The surprise cull of Lecs caused much consternation among utilities, offtakers and renewable generators of all stripes, and introduced a new layer of uncertainty into a market still adjusting to the persistent downward trend in wholesale power prices.Cornwall Energy's latest quarterly Green Power Forecast confirms what many have feared since 8th July - that the perfect storm of cheap power and removal of Lecs threatens to drag the value of Feed-in Tariff (FiT) PPAs into uncharted territory.

FiT-accredited generators stand to bear the brunt of the maelstrom.

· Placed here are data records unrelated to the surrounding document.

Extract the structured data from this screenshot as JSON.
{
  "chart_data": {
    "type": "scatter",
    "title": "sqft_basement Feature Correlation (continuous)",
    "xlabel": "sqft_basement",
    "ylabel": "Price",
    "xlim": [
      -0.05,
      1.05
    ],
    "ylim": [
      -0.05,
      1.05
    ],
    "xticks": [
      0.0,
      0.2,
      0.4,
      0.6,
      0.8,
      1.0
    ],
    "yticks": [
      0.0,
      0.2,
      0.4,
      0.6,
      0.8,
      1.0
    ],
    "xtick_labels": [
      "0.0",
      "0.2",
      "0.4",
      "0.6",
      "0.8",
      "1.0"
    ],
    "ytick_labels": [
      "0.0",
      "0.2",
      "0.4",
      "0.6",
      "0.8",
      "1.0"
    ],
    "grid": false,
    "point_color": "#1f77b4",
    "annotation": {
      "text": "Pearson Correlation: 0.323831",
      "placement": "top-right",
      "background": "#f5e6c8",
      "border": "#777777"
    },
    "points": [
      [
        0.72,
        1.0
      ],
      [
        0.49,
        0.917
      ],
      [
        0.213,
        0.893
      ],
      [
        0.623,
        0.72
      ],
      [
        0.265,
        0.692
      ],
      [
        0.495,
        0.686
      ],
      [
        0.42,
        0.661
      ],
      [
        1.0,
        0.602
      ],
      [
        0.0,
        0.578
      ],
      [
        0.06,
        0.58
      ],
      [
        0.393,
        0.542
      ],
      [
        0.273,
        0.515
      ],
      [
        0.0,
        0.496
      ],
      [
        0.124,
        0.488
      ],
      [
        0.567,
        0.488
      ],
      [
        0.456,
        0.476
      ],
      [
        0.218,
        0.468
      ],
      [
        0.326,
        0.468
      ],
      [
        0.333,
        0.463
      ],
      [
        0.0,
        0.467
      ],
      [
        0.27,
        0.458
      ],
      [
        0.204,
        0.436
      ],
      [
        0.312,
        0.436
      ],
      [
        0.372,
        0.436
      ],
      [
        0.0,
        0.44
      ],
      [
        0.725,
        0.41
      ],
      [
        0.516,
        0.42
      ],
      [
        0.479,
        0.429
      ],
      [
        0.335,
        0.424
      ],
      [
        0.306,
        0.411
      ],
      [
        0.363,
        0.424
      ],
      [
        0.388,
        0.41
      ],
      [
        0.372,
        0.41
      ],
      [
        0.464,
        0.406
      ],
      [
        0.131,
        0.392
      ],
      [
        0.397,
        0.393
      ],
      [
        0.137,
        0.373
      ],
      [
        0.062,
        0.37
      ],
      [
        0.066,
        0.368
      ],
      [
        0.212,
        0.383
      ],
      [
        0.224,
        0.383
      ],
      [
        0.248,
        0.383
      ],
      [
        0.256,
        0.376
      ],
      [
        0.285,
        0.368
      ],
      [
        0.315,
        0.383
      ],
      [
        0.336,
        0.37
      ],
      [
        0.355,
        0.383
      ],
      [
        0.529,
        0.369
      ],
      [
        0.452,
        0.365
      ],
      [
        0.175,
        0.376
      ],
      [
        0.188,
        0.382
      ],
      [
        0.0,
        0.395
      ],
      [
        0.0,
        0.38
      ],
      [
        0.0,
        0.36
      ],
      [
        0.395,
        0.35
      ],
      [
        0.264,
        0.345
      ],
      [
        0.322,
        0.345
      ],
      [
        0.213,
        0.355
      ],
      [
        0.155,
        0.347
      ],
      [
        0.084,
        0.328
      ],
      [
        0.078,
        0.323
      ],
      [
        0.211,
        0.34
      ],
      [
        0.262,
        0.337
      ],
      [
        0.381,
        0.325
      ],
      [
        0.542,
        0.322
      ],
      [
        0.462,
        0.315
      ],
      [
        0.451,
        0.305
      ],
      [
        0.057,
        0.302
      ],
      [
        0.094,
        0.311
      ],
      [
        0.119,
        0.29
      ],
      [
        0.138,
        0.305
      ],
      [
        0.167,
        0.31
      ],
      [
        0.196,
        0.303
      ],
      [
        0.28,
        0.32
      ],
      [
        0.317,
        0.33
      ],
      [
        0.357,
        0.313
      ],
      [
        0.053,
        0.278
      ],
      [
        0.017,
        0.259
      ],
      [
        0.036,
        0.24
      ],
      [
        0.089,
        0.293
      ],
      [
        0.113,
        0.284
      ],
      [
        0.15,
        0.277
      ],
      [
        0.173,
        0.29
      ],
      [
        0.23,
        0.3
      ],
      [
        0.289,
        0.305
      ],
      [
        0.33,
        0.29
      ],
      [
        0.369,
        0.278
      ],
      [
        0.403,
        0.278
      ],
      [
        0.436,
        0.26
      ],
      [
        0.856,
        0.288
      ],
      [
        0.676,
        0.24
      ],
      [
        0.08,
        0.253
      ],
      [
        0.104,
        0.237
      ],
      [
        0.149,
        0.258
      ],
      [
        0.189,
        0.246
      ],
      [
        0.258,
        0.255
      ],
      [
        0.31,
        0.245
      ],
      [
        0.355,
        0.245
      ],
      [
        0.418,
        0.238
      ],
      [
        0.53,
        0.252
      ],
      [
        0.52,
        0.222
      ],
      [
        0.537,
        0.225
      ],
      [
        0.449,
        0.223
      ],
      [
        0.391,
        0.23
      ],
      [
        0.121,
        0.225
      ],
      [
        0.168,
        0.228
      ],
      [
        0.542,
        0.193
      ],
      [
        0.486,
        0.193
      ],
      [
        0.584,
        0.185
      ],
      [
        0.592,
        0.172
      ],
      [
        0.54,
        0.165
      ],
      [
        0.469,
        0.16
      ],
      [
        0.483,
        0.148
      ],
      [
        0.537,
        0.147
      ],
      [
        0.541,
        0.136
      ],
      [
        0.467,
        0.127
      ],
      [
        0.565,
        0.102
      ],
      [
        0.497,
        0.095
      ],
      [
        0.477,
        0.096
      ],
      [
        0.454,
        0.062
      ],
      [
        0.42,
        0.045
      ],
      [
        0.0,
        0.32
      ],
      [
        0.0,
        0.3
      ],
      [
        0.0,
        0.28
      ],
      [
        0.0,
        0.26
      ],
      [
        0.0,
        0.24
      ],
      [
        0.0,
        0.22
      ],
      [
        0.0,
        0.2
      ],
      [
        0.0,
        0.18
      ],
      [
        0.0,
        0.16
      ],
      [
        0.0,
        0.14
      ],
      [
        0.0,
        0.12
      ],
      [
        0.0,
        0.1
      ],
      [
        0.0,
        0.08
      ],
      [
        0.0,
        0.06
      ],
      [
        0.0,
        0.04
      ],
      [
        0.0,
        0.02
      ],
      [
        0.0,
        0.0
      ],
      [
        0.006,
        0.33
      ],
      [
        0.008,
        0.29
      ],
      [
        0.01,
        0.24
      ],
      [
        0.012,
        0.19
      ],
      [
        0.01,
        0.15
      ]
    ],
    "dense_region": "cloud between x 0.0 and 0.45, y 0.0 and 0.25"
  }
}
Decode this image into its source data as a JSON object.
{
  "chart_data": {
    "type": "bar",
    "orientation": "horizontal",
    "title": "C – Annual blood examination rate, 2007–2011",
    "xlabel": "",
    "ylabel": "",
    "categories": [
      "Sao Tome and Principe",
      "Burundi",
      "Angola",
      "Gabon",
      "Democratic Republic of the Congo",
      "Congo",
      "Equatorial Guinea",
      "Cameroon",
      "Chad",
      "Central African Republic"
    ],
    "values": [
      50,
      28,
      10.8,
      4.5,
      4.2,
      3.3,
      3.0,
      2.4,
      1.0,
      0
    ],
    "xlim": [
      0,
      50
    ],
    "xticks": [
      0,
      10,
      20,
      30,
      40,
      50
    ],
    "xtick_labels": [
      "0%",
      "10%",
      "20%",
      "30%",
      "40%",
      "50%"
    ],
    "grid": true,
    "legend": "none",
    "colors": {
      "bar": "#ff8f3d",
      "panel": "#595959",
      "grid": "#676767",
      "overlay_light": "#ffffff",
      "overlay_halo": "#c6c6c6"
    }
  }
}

All generators including those receiving Renewables Obligation certificates (Rocs) are feeling the headwinds, but the comparatively less stable FiT revenues are particularly exposed.Cornwall Energy's analysis shows FiT market benchmark prices have fallen by 13.8% on average since April - a drop of unprecedented magnitude in the 18-month history of our Green Power Forecast report.

The fallout throws into sharp contrast the essential value offered by embedded benefits - an umbrella term that refers to the avoidance of transmission and other charges from connecting to the distribution network. FiT generators in some areas of the UK might now struggle to achieve PPA values above the administered higher export tariff without the added value of embedded benefits. If the market continues along this downward trajectory some generators in areas where embedded benefits are manifestly lower - parts of Scotland, for example - could end up holding PPAs that pay below the administered rate. Now would be a good time to switch or review PPA terms - and not just because prices are falling.

There is a silver lining to the gathering storm clouds. There is now a critical mass of green generators periodically returning to the offtake market as deals come up for renewal, and with record low wholesale prices demand for short term PPAs is high. This in turn is driving competition between offtakers and PPA innovation. Generators seeking new deals are spoilt for choice - both in terms of the number of providers and the types of product on offer. PPA discounts are diminishing and value retention is higher than ever - in some cases as high as 96% or 98% for <1 year PPAs, particularly for more predictable technologies such as biomass and anaerobic digestion.

As wholesale prices slide and the Lec cull bites, some offtakers are looking to offer greater value in other areas of their PPAs to compensate. The longer term picture is looking increasingly murky following the government's proposals to end RO support for onshore wind a year early, and the long term PPA market in particular may well be headed for choppier waters. A prudential review of the rapidly changing seascape could pay dividends before the storm fully hits.